Elisa Hermanides & Ruben Koops
Martin Harlaar
Non-fictie
  • 3551 keer bekeken
  • minuten leestijd
  • Reacties

Waardering

13 januari 2020 Ahmed Aboutaleb. Overal de eerste
Ahmed Aboutaleb werd in 2008 burgemeester van Rotterdam en was daarmee de eerste burgemeester met een niet-westerse achtergrond van een grote Europese stad. Hoogleraar Paul Scheffer (Nijmegen 1954): ‘Aboutaleb bewijst dat niet alleen de samenleving, maar ook zijn eigen leven maakbaar is. In de extreem gepolariseerde situatie van het integratiedebat is hij een evenwichtskunstenaar gebleken, en daar is moed voor nodig. Hij is mijn held, de beste minister-president die Nederland nooit gehad heeft.’
De journalisten Elisa Hermanides (1982) en Ruben Koops (1986) werkten drie jaar aan dit leesbare en feitenrijke boek. Ze spraken met meer dan zeventig personen en raadpleegden talloze geschreven en audiovisuele bronnen. Het boek telt 286 pagina’s, inclusief een curriculum vitae van Aboutaleb, een lijst van geïnterviewden, een bibliografie per hoofdstuk en een personenregister; helaas ontbreekt een zakenregister. De negen hoofdstukken zijn weliswaar thematisch opgezet, maar daarnaast ook redelijk chronologisch, wat de leesbaarheid ten goede komt. De hoofdstukken zijn: 1. Van Marokko naar Molenwijk 2. Mr. Allochtoon 3. Buitenstaander binnen de PvdA 4. Dansen met Leefbaar. 5. Orde boven alles 6. Binnenwereld versus buitenwereld 7. Wereldburgemeester 8. Ahmed en Allah 9. Bounty, Berber of bruggenbouwer?
_Een opmerkelijke man
In de inleiding schrijven de auteurs over de opzet van dit boek onder andere: ‘Dit boek geeft inzicht in het karakter en de ontwikkelingen van Ahmed Aboutaleb en kijkt daarbij verder dan zijn eigen perspectief.
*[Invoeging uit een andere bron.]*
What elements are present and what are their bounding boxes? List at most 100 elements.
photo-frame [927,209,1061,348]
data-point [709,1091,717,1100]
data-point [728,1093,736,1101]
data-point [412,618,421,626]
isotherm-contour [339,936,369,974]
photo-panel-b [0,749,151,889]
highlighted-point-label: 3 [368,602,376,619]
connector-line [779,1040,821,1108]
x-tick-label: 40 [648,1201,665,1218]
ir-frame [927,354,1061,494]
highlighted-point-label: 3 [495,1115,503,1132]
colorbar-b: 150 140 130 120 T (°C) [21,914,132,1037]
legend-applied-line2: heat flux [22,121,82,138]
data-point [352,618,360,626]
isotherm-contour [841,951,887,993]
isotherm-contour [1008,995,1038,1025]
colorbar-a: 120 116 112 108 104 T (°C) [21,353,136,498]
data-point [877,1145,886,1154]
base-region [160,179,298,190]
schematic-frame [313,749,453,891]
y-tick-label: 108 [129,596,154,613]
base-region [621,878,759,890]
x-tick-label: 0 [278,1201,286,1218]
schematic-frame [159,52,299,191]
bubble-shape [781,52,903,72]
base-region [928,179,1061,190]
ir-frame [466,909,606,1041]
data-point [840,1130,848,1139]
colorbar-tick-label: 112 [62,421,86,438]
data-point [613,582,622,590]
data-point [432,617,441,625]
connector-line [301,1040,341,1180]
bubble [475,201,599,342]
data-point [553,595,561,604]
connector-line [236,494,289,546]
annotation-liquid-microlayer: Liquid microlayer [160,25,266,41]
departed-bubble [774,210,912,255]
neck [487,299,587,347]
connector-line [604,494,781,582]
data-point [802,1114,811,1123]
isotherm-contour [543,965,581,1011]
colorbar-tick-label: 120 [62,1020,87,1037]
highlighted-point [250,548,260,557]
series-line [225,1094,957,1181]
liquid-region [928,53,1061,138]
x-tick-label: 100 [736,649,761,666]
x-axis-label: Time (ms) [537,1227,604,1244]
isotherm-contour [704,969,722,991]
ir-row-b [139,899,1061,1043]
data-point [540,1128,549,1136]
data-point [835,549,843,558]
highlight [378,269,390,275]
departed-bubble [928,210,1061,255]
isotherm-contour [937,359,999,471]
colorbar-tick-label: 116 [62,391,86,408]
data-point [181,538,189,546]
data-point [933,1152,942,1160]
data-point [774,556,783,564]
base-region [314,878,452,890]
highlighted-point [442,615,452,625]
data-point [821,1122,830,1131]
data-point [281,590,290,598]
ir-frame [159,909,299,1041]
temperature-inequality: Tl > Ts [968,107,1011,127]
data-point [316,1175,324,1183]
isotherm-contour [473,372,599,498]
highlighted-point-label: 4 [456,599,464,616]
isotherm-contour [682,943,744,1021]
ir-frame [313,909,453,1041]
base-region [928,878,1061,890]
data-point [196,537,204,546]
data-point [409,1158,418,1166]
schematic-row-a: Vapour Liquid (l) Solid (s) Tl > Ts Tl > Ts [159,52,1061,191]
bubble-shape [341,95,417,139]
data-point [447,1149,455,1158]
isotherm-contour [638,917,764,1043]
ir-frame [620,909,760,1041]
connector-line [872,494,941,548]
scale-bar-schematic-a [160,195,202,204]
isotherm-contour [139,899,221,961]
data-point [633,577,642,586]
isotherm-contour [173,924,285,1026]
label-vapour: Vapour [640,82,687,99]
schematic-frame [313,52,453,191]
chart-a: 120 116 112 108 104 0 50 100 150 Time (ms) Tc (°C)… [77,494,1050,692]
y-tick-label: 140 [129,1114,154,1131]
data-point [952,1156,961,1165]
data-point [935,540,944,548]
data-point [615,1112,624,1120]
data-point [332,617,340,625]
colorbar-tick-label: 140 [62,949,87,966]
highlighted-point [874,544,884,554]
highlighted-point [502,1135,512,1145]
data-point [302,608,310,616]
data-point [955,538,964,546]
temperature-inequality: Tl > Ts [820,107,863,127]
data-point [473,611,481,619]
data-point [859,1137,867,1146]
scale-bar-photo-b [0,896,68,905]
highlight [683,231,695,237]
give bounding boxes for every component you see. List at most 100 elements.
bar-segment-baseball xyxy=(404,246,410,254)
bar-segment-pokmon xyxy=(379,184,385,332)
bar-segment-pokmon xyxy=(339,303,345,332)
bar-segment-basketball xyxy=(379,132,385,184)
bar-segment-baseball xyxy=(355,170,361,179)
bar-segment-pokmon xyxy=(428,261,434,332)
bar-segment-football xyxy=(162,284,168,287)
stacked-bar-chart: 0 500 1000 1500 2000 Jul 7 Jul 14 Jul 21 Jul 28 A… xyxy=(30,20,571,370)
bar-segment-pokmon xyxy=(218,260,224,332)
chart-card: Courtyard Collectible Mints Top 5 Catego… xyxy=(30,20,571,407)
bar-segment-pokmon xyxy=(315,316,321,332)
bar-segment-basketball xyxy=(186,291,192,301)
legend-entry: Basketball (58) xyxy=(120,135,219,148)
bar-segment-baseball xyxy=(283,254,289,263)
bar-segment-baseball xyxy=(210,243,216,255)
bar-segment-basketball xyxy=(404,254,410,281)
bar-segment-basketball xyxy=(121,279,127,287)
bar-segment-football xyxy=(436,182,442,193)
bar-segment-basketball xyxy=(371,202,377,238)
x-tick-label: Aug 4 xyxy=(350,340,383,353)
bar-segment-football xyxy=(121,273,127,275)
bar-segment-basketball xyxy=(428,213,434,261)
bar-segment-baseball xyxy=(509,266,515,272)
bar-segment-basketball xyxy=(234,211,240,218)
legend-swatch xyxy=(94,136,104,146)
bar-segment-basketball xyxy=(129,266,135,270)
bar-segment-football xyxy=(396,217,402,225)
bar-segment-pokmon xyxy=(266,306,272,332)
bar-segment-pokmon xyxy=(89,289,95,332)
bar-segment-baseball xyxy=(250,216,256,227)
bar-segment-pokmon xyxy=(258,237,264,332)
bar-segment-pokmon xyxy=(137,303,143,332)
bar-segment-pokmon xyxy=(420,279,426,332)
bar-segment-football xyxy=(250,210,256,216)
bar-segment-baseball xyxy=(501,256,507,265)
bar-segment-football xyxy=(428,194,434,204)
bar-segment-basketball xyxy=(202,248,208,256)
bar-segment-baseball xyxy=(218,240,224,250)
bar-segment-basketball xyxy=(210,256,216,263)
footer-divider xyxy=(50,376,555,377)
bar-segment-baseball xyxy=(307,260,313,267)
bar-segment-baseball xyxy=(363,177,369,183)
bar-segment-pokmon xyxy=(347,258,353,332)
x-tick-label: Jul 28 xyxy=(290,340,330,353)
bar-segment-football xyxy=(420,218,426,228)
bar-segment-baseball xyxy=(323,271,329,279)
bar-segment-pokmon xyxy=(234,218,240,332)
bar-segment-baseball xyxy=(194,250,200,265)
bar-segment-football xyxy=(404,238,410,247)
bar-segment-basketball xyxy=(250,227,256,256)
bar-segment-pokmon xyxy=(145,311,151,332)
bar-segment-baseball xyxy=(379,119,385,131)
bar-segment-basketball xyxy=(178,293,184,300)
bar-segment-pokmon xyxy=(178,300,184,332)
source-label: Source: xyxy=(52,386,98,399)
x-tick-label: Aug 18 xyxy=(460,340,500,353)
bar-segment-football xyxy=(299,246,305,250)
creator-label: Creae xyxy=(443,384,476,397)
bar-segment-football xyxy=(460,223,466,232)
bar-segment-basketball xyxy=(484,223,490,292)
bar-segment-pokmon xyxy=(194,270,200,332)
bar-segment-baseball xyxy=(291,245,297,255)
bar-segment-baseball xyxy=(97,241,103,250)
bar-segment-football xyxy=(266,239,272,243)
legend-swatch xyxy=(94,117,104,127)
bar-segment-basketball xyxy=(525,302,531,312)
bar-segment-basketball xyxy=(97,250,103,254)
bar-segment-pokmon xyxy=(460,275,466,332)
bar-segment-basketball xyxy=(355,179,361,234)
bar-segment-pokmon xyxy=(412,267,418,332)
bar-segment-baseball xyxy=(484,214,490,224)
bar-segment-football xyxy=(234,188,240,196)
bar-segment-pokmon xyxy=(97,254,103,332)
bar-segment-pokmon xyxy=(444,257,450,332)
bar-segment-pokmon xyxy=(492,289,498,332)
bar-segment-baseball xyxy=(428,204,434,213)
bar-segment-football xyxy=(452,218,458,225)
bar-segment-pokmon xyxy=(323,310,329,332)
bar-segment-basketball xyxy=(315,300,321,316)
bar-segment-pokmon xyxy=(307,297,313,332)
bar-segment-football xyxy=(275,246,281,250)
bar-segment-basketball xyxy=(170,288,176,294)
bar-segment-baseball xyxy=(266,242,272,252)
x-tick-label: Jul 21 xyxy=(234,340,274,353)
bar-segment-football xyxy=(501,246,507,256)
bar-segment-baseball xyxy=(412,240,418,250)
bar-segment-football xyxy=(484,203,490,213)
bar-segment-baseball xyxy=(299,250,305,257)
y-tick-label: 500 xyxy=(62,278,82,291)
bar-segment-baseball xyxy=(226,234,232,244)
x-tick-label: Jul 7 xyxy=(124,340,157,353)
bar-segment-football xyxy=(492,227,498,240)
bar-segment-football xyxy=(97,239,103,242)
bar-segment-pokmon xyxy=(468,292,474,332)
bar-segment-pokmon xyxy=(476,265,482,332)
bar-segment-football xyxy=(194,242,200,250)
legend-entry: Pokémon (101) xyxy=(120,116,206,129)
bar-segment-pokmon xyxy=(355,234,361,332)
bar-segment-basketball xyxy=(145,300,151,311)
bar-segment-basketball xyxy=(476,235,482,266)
Niet alleen de successen komen aan bod, maar ook de tegenslagen en de prijs die hij betaalde voor zijn indrukwekkende carrière.’ (p. 13) En: ‘Dit boek laat zien hoe Aboutaleb kon uitgroeien tot een van de populairste politici van het land, terwijl de Marokkaanse gemeenschap in de loop van de jaren juist te maken kreeg met steeds meer stigmatisering en een vijandig politiek klimaat.’ (p. 14)

Of: ‘Dit boek is dan ook nadrukkelijk geen uitputtende biografie, maar het resultaat van een journalistiek en historisch onderzoek naar de facetten die Aboutaleb tot de opmerkelijke man hebben gemaakt die hij nu is.’ (p. 15)

Hoewel dit boek natuurlijk in de eerste plaats over Ahmed Aboutaleb gaat, geeft het ook een goed overzicht van de veranderingen in de Nederlandse samenleving sinds de jaren ´60, veranderingen die zich ook in andere Europese landen voltrokken.
_Vol overgave
Ahmed Aboutaleb wordt op 29 augustus 1961 geboren in hetzelfde Noord-Marokkaanse bergdorp  als voormalig sp.a-politica Yamila Idrissi, Beni Sidel, slechts enkele kilometers verwijderd van de Middellandse Zee. In 1963 vertrekt de vader van Ahmed naar Europa om geld te verdienen. Nadat hij in de Pyreneeën in de bouw heeft gewerkt, reist hij door naar Nederland waar familie van hem in Den Haag woont. Pas in 1976 wordt het gezin in Nederland definitief herenigd. Ahmed Aboutaleb werkt als puber hard om de Nederlandse taal onder de knie te krijgen en volgt diverse technische opleidingen.
In de jaren ´80 is hij werkzaam als zelfstandig journalist. Vanaf 1991 werkt hij voor de overheid, eerst als voorlichter, later als bestuurder.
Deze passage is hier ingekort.